Sin dalle «battaglie» degli ultimi vent’anni intorno alle leggi italiane ritenute lesive – da Camillo Ruini & Co. – dei cosiddetti «valori non negoziabili» due posizioni estremistiche si sono manifestate ripetutamente:
– da un lato, alcuni gruppi cattolici, molto ascoltati e autorevoli soprattutto durante i due pontificati precedenti a quello attuale, e altri anche di diversa confessione cristiana, sostanzialmente ostili a qualsiasi visione del mondo diversa dal loro tradizionalismo assai poco biblico e meno che mai evangelico;
– dall’altro, persone e gruppi (di sinistra e non solo) che mettono qualsiasi relazione interpersonale allo stesso livello, affermando, anzitutto, che sia ideologico ritenere naturale anzitutto l’unione tra un uomo e una donna.
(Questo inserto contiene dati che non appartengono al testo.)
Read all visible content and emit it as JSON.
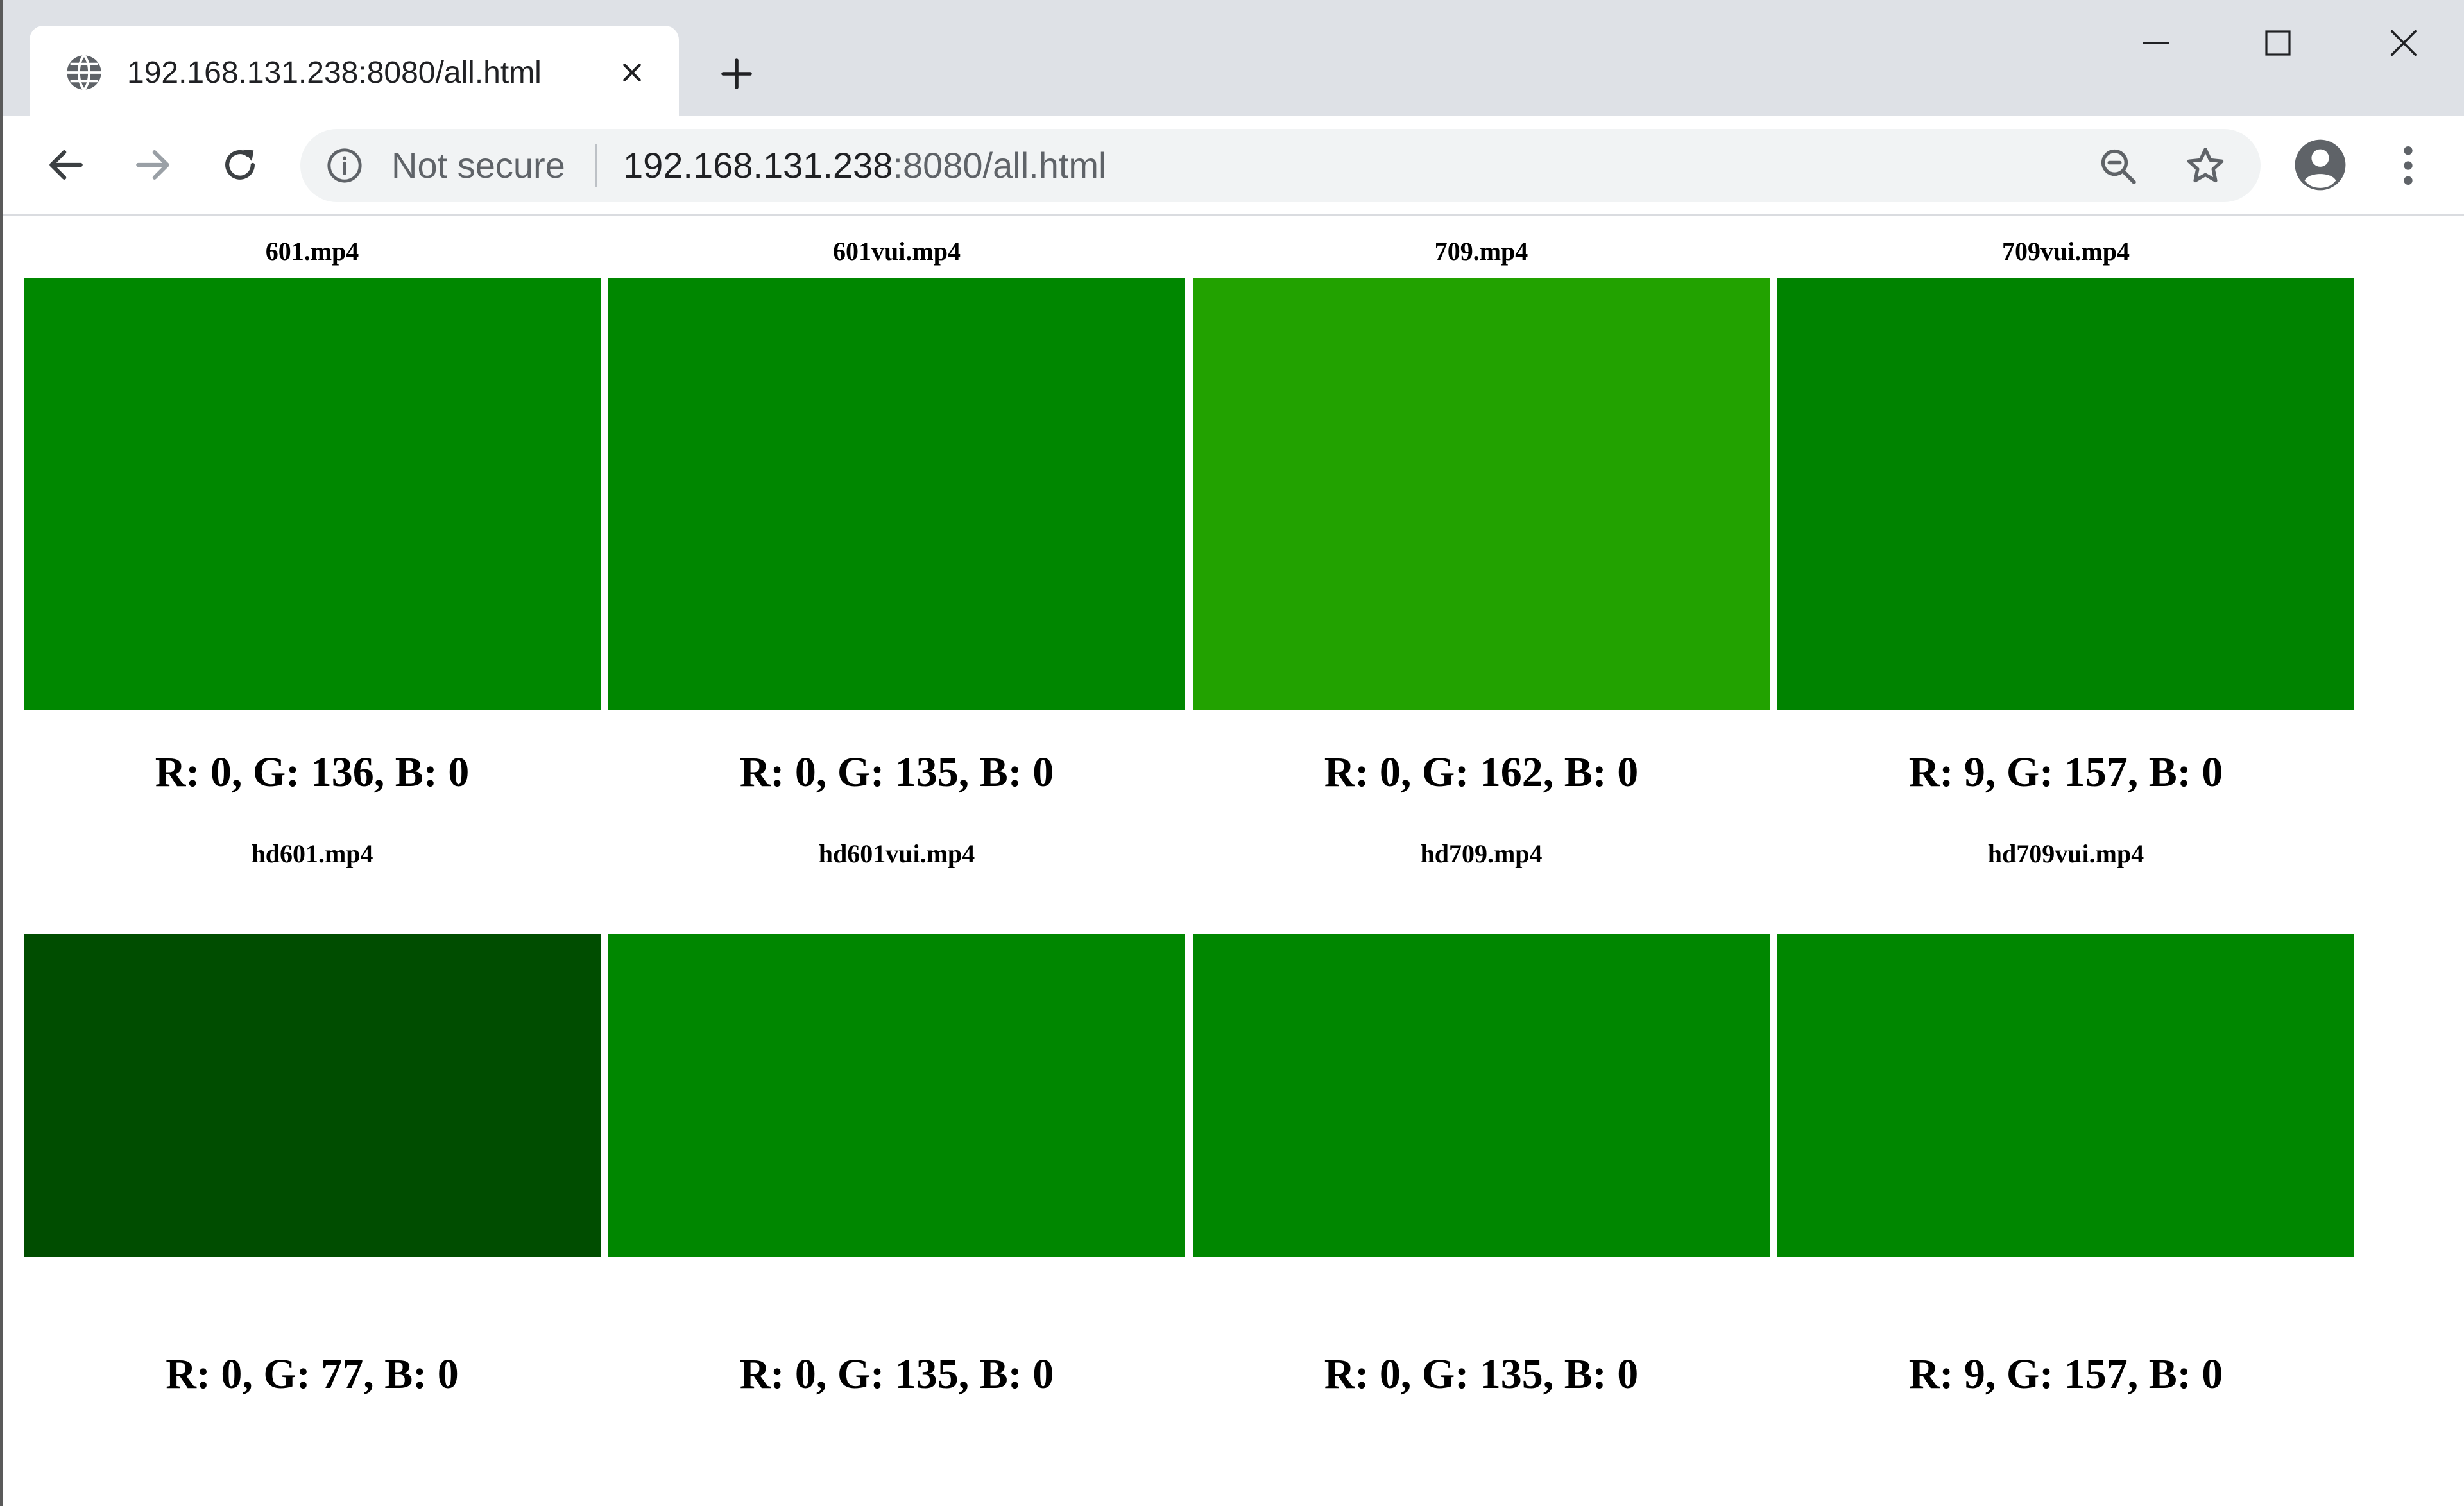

Queste due posizioni, che ho molto sommariamente schematizzato, sono, a mio avviso, da evitare entrambe. Nel cuore di ogni essere umano non vedono certo altri suoi simili, ma mi pare che anzitutto una qualsiasi nuova legge debba muovere con chiarezza nelle direzioni seguenti:
– riconoscere, senza remore, i diritti di tutti coloro che non si vogliono sposare, poco importa se nel matrimonio religioso o in quello civile, definendo il quadro di riferimento di un unione civile che non sia comunque sovrapponibile, anzitutto nei diritti, ad un matrimonio (prevedere che si possa uscire dall’unione civile attraverso un divorzio, significa equiparare tale unione ad un matrimonio, senza avere il coraggio di dirlo);
– porre una robustissima barriera giuridica contro qualsiasi possibilità di pratiche riassumibili nella pessima e terribile formula «utero in affitto»;
– non rendere automatica l’adozione di figli da parte di coppie omosessuali, ma sottoporre questa possibilità alla valutazione, caso per caso, di magistrati e assistenti sociali. Non sono per nulla ostile, in termini di principio, all’adozione da parte di singles o di coppie omosessuali: infatti bambini e ragazzi che vengono da vissuti difficili se non tragici come la maggior parte degli adottandi possono trovare certamente, anche da parte di persone singles o di coppie omosessuali, l’amore di cui hanno bisogno per vivere e crescere serenamente. Credo, però, che la valutazione dell’opportunità di adottare debba essere particolarmente attenta in tali contesti (anzitutto quelli delle coppie omosessuali) in cui la diversità interpersonale più radicalmente naturale – quella maschile e femminile – non è sperimentabile a livello familiare.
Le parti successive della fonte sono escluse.